Kernel methods and Model predictive approaches for Learning and Control

Data-driven modeling and feedback control play a vital role in several application areas ranging from robotics, control theory, manufacturing to management of assets, financial portfolios and supply chains. Many such problems in one way or another are related to variational problems in optimal control and machine learning.

The following work first presents, a generalized representer theorem approach to solving such variational problems when closed, densely defined operators, like the differential operators, are involved. Furthermore, loss functionals on infinite dimensional Hilbert spaces are considered to allow for greater freedom in problem formulations. The statement of the theorem presents a necessary and sufficient condition for the existence of linear representer for optimal solutions of such problems. Finally, examples, applying the theorem to neural networks, stochastic regression, and sparsity-inducing regularization problems are presented.

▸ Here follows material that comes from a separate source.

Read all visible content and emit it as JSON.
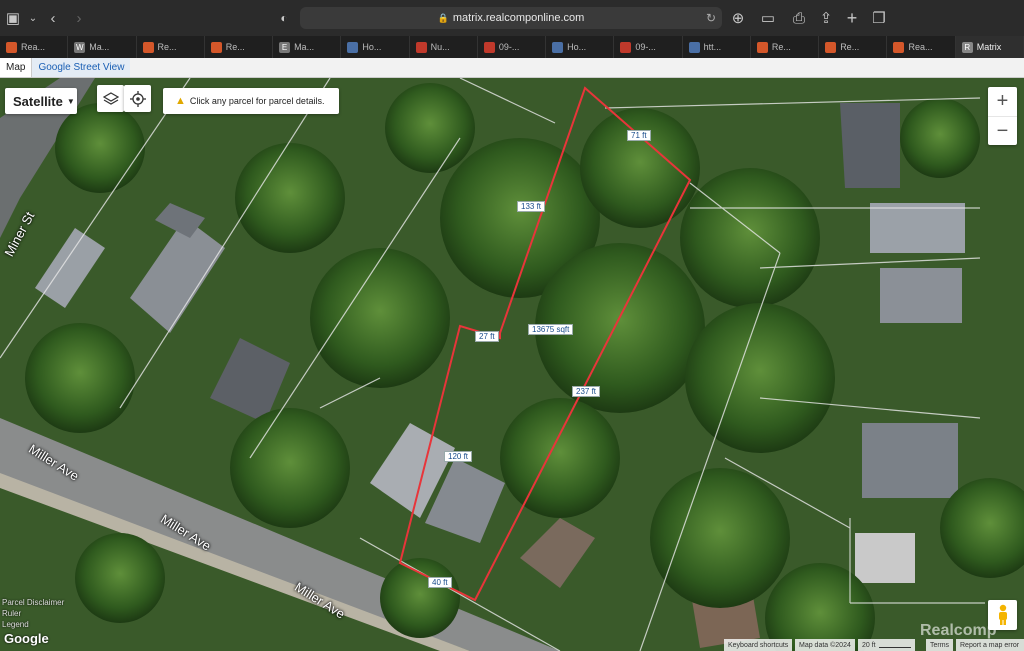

The second part of the thesis deals with applications of variational optimization in control problems. Examples from optimal control and model predictive control are presented for applications in the domain of autonomous vehicles and airborne wind energy systems. First, a combination of manifold learning and model predictive control is presented for obstacle avoidance in autonomous driving. Manifold learning is presented as a means to describe boundaries of star-shaped sets for which a single inequality constraint is sufficient to check containment of a point in the set's interior. The approach presented, learns the largest star-shaped set within a circular range such that all obstacle points remain outside the set. The inequality condition for checking containment in such sets is incorporated into a multi-phase, free-end-time optimal control problem to plan trajectories and control inputs moving the vehicle from one point to another while remaining within a given collection of star-shaped sets. The multi-phase, free-end-time problem is adapted to a moving horizon form to give a model predictive path following controller that avoids obstacles by virtue of the manifold learning scheme. A real-time, dynamically updated manifold is learned using point cloud data from a lidar-like sensor on the vehicle to avoid any apriori unknown or moving obstacles. Convergence and recursive feasibility guarantees for the MPC scheme are provided under mild assumptions on the behavior of the obstacles and dynamics of the vehicle. An automated parking scenario in the presence of static and dynamic obstacles is demonstrated in simulation for the complete process of optimal trajectory planning and path following.

Next, a continuous time, path following model predictive control scheme is shown for an Airborne Wind Energy (AWE) system. Here stability and convergence guarantees are provided by combining the model predictive controller with terminal constraints inspired from a convergent vector field design problem. A formal stability proof relying on Lyapunov stability arguments is presented to show that for such a design of vector field terminal constraints the path following controller converges to a zero tracking error on the desired path.

The last part of the thesis deals with uncertainty in AWE systems due to wind conditions and unknown aerodynamic characteristics. A Gaussian process data-driven optimisation technique and a direct adaptive nonlinear controller design are presented for the same.